The main characteristic of this dish is the generous amount and variety of food in a traditional bandeja paisa: red beans cooked with pork, white rice, carne molida (ground meat), chicharrón, fried egg, plantain (plátano maduro), chorizo, arepa, hogao sauce, black pudding (morcilla), avocado and lemon. It is served in a platter or a tray.
The origin of the bandeja paisa was influenced by several different cultures that inhabited Colombia throughout the centuries, including the indigenous peoples of Colombia, as well as colonial Spaniards and Africans. In the 19th century, French and British colonialists also brought their cuisine with them.
The current form and presentation of the Paisa platter is relatively recent. There are no references in the food writing about this dish before 1950. It is probably an interpretation of the local restaurants of simpler peasant dishes. One of its most prominent features is the juxtaposition of native American and European ingredients, which is also observed in other mestizo dishes of Latin American cuisine, such as Venezuelan pabellón criollo or Costa Rican gallo pinto.

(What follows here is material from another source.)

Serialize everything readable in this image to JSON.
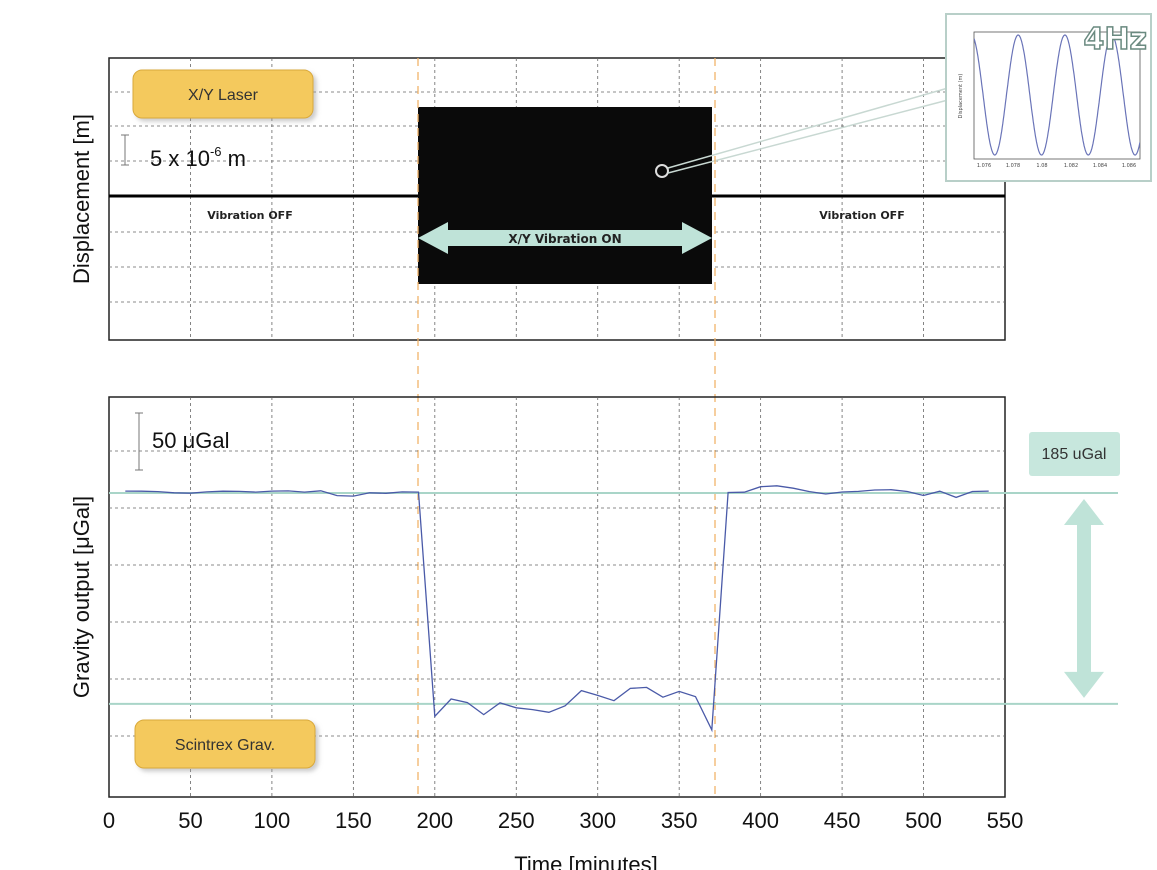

Presentation and variations
A Paisa platter is traditionally served in a large, oval-shaped tray due to the amount of food that is served. Side dishes include mazamorra (a maize-derived beverage similar to atole) with milk and ground panela.
There are several variants of the dish all over the country with deletion or addition of ingredients, which cannot be recognized as bandeja paisa in the strictest sense. Some Antioquian restaurants offer an "extended" bandeja paisa, also known as "seven meats platter", which contains, besides the aforementioned ingredients, grilled steak, grilled pork and liver. A diet- friendly version of the dish is very popular in Bogotá, which replaces pork with grilled chicken breast, black pudding with salad and chorizo with a wiener.
Is advisable to drink with this dinner something soft, like a lemonade, water or fruit juice without milk.
Colombian national dish
In 2005, the Colombian government planned to make bandeja paisa the national dish, with name changed to "bandeja montañera" (mountain tray) to avoid the exclusion of people outside the Paisa Region. A number of people opposed this designation, arguing that only a small percentage of the Colombian population consumes it in regular basis, that it is originated in a single region of Colombia (Antioquia). However, the suggested alternative, sancocho, is not a distinctively Colombian dish, as it is known and enjoyed in many other countries, such as Cuba, Venezuela, the Canary Islands, the Dominican Republic and Panama. Due to the widespread ubiquity of sancocho, often Colombian ajiaco is instead considered the most indicative Colombian dish.
Nonetheless, the commercial Colombian tourism industry has pushed ahead without official government sanction by emblazoning ads, menus, and brochure information with imagery of the bandeja paisa as the single most typical Colombian dish.